Когда они прибыли в Саутхэмптон, в конце плавания, во время которого умер Дэнни, капитан решил, что наступил час поставить точку в спектакле. Он вызвал портовые власти и приказал своему заму привести 1900. Однако тот его так и не нашел. Его искали по всему судну в течение двух дней. И никакого результата. Он исчез. Никому не нравилась эта история, потому что, в конце концов, здесь, на Вирджинце, все привыкли к мальчишке, никто не осмеливался произнести это вслух, но… много ли нужно, чтоб броситься вниз с борта… и потом, море делает что хочет… Все очень переживали, когда через двадцать два дня судно ушло на Рио-де-Жанейро без 1900 на борту и даже без какого-нибудь слуха о нем… Ракеты, сирены, фейерверк при отходе из порта как всегда, но на этот раз все было иным, все чувствовали, что теряют 1900 раз и навсегда, у всех были вымученные улыбки и у всех сжималось сердце.
На вторую ночь плавания, когда уже пропали из виду огни ирландского берега, Барри, боцман, влетел как безумный в каюту капитана, разбудил его и попросил, чтобы тот обязательно пошел и посмотрел, что происходит. Капитан выматерился, но последовал за боцманом.

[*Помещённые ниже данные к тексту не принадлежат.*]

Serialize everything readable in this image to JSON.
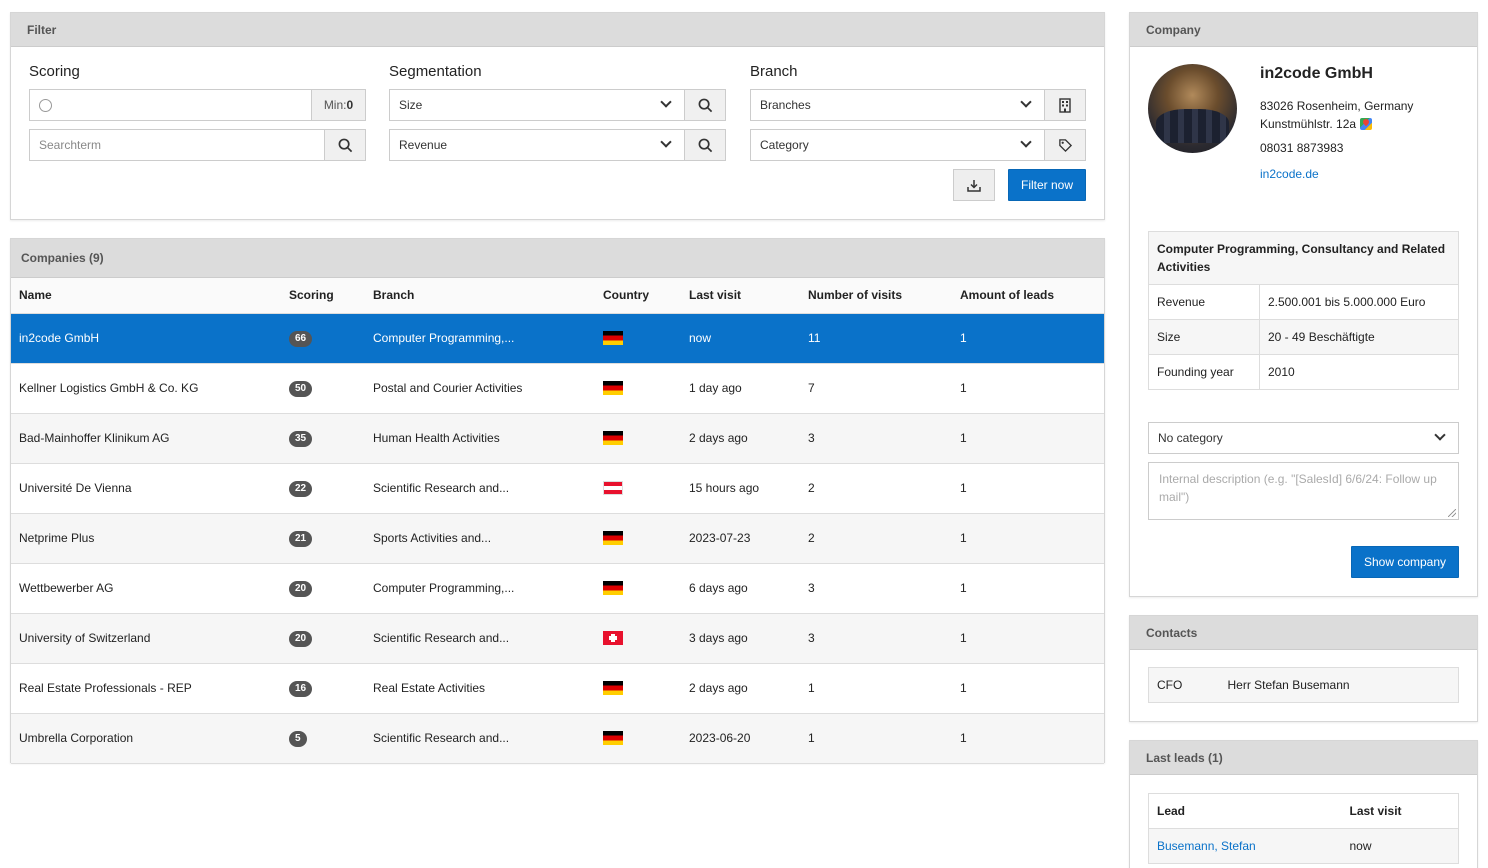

В танцзале первого класса.
Полная темнота.
Люди в пижамах у входа. Вышедшие из кают пассажиры.
А еще моряки и три черных комбинезона, поднявшиеся из машинного зала, а также Трумэн, радиотелеграфист.
Все молчат, созерцая.
1900.
Он сидел за роялем на стульчике, с не достающими до пола ногами.
И
играл
как самый настоящий Бог.
(Звучит фортепьянная музыка, очень простая, медленная и пленительная.)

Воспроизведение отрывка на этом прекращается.